2 sweet potatoes
1 (15 oz.) can garbanzo beans (also called chickpeas)
1/2 cup vegetable broth (more if needed)
1 tsp chili powder
1/4 tsp sea salt
1/4 tsp pepper
1/2 tsp cumin
1/2 tsp garlic powder
1/4 onion powder
2 Tbsp ketchup
1/2 cup tahini
juice of 1 lemon
1 glove garlic, peeled
1/4 tsp onion powder
1/2 Tbsp dill weed
1/2 tsp salt
1/4 cup water
1. Preheat oven to 425 degrees.
2. Wash sweet potatoes, then pierce with a fork several times all over.
3. Line a baking sheet with parchment paper or foil and place the potatoes on top.

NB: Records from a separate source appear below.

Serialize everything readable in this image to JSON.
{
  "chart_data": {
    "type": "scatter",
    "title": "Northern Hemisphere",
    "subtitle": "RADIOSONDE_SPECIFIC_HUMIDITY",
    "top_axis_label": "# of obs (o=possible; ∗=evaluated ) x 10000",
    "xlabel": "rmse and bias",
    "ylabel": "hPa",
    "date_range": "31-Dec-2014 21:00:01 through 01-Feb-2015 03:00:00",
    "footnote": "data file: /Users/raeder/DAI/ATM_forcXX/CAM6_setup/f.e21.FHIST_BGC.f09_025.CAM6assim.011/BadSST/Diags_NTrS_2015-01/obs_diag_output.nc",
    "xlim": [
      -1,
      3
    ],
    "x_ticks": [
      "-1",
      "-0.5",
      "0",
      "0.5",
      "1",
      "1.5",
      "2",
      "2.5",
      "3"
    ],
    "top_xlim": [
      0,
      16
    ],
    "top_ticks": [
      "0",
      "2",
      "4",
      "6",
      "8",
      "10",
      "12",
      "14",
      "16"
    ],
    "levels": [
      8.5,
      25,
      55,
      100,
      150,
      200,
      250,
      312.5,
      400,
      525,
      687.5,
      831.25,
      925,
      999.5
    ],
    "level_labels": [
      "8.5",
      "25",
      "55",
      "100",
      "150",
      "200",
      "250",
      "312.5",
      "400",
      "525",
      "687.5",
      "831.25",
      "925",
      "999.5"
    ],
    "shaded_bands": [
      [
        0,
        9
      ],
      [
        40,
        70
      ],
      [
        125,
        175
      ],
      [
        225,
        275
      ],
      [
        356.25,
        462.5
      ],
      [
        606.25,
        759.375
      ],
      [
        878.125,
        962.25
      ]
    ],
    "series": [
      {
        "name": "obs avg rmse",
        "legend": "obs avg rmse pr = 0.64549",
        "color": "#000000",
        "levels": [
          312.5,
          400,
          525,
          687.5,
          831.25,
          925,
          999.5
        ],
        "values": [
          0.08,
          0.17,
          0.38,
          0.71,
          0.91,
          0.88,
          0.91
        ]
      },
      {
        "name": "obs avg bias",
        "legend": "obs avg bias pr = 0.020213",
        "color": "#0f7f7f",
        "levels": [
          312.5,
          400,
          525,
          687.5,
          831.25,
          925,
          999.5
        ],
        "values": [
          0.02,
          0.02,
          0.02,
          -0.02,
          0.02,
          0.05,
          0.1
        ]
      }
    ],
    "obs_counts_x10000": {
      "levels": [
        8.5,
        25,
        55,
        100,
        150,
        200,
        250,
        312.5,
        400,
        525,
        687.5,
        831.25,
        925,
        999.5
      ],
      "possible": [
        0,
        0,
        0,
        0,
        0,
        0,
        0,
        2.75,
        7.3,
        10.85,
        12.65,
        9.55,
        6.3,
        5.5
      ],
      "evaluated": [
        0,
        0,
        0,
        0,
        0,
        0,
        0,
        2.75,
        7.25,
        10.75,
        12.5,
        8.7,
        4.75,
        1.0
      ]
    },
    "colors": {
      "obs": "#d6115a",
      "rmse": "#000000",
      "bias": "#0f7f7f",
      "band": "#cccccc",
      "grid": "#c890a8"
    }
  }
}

4. Bake for 45 minutes to an hour, until soft throughout and beginning to ooze.
5. Remove from heat and allow to cool.
6. Next, rinse and drain the chickpeas.
7. Place in a medium skillet, with the rest of the chickpea ingredients.
8. Cook on medium heat (added more veggie broth if needed) until chickpeas are soft and most the liquid is absorbed but not completely. Set aside.
9. For the dressing, combine all ingredients into a small blender and blend until creamy and smooth.
10. Cut sweet potatoes lengthwise, add chickpeas on top, drizzle with tahini dressing.